Joan thought he was intelligent, handsome, unlike any of the local young men. He was a builder, a dreamer who could sweep her away from dusty old Philo to the lights of San Francisco.
They courted for a year, then married and moved to a bungalow in Oakland. Joan was loving, fulfilling her role as duty-bound wife and mother, bearing them Pierce, Alisha, and Joshua.
Keller’s business flourished, becoming one of the state’s largest church-building firms. They bought a huge Victorian in San Francisco with a postcard view of the Golden Gate bridge. There, they lived behind a deteriorating veneer of happiness. Keller preoccupied himself with making money, renegotiating contracts, making most congregations beholden to him for decades. He was addicted to the power. His passion for his business overshadowed his love for his family.
Whenever Joan tried talking to him, he stifled her with a Biblical proverb. As time passed, she urged him to take one of the children with him on business trips. He rejected the idea. They would be in the way. Jeopardize a contract. Their discussions evolved into prolonged, late-night arguments, with Joan insisting he spend more time with the children, or there was no point in maintaining the façade of a family.
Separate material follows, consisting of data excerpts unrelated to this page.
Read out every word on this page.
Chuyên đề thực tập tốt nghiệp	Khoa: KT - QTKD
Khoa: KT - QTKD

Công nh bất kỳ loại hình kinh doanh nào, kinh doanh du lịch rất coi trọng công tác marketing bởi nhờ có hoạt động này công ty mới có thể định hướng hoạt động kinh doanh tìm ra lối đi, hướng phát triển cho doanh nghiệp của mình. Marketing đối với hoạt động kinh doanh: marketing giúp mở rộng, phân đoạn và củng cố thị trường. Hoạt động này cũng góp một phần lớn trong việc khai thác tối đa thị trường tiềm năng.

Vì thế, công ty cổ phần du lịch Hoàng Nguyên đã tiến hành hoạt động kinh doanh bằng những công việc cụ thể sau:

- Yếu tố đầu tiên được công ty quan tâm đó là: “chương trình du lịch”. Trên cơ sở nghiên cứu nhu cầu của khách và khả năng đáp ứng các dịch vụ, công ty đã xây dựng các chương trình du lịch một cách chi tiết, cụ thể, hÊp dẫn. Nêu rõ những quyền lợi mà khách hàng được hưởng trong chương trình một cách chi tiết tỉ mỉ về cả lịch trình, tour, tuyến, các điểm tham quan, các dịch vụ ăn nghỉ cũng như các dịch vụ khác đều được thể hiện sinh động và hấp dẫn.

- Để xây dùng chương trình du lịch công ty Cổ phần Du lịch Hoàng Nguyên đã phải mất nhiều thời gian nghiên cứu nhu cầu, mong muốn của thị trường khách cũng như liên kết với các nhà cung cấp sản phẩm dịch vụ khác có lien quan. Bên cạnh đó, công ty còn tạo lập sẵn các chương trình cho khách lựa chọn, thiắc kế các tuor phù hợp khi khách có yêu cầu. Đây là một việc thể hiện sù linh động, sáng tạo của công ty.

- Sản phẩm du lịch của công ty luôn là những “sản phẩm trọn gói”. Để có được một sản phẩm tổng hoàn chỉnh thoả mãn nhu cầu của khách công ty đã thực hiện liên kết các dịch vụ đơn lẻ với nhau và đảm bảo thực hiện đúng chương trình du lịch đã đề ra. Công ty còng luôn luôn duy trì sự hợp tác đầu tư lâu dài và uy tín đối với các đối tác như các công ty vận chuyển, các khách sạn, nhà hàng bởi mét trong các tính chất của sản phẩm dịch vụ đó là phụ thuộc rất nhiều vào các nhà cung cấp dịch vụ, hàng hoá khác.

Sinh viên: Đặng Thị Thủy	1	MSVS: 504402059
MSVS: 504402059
She would leave him.
Resentfully, Keller acquiesced.
One at a time, he took the children on business trips, but he was so stern with their conduct that they dreaded going with him. Joan knew he was uncomfortable having the children with him, but she believed she was rescuing her family from disaster. Clinging to the hope he was a loving father imprisoned by his work, she suggested he spend a day alone with the children, away from business. Renting a boat to go bird watching and picnicking at the Farallons would be a memorable outing.
That weekend, he loaded Pierce, Alisha, and Joshua into the Cadillac and drove down the peninsula to Half Moon Bay.
Keller rocked in his chair, Bible in his lap, stroking his beard.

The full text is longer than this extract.